My wife and I read a lot of books to our five-year-old daughter. Some of them are newer, like Should I Share My Ice Cream?, while others hail from the faraway time of our own childhood, like The Giant Jam Sandwich or Me Too Iguana. But what they have in common is they all contain pictures. Because we want to instill in her that reading is fun, I'll often point to a picture mid-page, to crack a joke and make her laugh.
And yet I have never heard my daughter laugh so long and loud than at The Book With No Pictures (Penguin; $17.99). The title doesn't lie: the book contains no pictures whatsoever. And it has the same rolling-on-the-floor effect on every single kid I've read it to.

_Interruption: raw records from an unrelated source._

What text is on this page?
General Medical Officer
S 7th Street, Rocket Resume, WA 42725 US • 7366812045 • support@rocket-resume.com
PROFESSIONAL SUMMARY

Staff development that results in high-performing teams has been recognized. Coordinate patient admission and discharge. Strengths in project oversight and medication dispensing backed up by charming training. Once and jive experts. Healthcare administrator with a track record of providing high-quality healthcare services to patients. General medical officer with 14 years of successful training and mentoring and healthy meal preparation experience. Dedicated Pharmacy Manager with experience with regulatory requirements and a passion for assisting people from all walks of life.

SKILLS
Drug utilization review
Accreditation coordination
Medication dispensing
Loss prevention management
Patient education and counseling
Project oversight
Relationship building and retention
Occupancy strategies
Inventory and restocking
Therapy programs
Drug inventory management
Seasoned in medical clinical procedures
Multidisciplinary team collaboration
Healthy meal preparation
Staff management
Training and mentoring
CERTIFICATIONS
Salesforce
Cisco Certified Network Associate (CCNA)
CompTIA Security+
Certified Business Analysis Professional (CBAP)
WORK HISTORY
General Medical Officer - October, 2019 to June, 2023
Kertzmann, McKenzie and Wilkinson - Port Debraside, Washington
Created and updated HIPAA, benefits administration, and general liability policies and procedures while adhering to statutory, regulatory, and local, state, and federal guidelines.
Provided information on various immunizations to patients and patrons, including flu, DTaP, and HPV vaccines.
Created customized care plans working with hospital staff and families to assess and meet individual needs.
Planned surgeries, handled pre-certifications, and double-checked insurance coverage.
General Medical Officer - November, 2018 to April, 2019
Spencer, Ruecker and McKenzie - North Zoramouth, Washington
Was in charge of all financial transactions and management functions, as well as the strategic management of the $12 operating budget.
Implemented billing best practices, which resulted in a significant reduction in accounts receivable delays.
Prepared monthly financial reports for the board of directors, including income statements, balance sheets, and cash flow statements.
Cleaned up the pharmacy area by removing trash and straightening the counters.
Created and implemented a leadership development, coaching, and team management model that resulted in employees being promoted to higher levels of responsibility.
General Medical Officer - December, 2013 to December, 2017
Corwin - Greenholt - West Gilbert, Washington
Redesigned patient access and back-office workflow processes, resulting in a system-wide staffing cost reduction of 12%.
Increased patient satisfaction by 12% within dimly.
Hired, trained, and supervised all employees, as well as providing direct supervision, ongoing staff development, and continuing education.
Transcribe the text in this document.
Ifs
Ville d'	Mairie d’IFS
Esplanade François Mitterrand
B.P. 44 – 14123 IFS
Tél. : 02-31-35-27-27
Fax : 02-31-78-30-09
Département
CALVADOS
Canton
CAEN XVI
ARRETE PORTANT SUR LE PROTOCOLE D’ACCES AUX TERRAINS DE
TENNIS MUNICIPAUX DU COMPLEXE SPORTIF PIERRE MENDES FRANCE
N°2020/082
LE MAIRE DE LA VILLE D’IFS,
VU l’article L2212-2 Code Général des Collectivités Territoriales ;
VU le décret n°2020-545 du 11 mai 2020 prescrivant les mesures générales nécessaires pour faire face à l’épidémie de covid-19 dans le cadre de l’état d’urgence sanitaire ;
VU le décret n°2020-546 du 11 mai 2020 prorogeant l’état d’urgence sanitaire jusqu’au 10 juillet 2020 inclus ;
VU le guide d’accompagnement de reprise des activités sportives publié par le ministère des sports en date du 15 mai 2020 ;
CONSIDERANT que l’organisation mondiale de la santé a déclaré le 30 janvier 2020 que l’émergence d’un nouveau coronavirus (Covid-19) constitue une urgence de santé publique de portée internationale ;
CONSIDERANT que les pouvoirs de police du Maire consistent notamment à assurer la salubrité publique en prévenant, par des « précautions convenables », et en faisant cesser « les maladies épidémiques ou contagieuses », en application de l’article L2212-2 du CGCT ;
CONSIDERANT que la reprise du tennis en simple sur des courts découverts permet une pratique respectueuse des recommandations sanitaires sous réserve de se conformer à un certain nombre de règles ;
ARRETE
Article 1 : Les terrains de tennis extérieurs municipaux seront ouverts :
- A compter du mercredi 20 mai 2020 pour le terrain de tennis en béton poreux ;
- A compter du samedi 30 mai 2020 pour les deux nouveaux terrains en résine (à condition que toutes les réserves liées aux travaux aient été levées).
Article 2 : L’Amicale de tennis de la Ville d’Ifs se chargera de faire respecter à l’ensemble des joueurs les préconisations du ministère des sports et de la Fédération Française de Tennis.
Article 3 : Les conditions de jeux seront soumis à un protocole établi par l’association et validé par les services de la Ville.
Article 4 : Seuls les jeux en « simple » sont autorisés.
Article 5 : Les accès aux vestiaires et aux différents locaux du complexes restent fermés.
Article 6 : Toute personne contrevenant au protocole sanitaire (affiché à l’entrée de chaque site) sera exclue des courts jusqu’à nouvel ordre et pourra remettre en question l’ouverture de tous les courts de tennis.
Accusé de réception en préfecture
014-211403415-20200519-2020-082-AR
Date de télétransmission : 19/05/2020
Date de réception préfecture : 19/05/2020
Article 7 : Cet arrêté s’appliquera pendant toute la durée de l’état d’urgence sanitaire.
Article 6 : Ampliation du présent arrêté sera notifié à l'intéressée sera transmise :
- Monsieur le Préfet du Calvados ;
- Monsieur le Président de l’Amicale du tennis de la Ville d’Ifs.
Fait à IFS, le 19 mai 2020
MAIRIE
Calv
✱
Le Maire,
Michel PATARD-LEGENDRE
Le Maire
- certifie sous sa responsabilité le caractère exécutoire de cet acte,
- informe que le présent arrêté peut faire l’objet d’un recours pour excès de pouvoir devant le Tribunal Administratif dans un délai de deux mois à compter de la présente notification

Written by actor, screenwriter, producer, comedian and author B.J. Novak, who appears Oct. 11 at the JCCSF, the book is less a story and more a meta bonding experience. The book first admits that a book with no pictures might sound boring, but then explains that when an adult reads a book, they have to say each and every word printed in its pages. You can imagine what comes next: through a series of nonsense phrases and silly onomatopoeias, Novak forces the adult reading the book to make a complete fool of themselves.
“There’s nothing more satisfying than getting a laugh from a kid,” Novak told Vanity Fair upon the book's release, and I'm telling you, the laughter from The Book With No Pictures is especially delectable. Kids go from thinking the joke's on them—a book with no pictures, really?—to realizing the joke's on the grownup.... and boy, do kids ever love to see grownups royally clowned.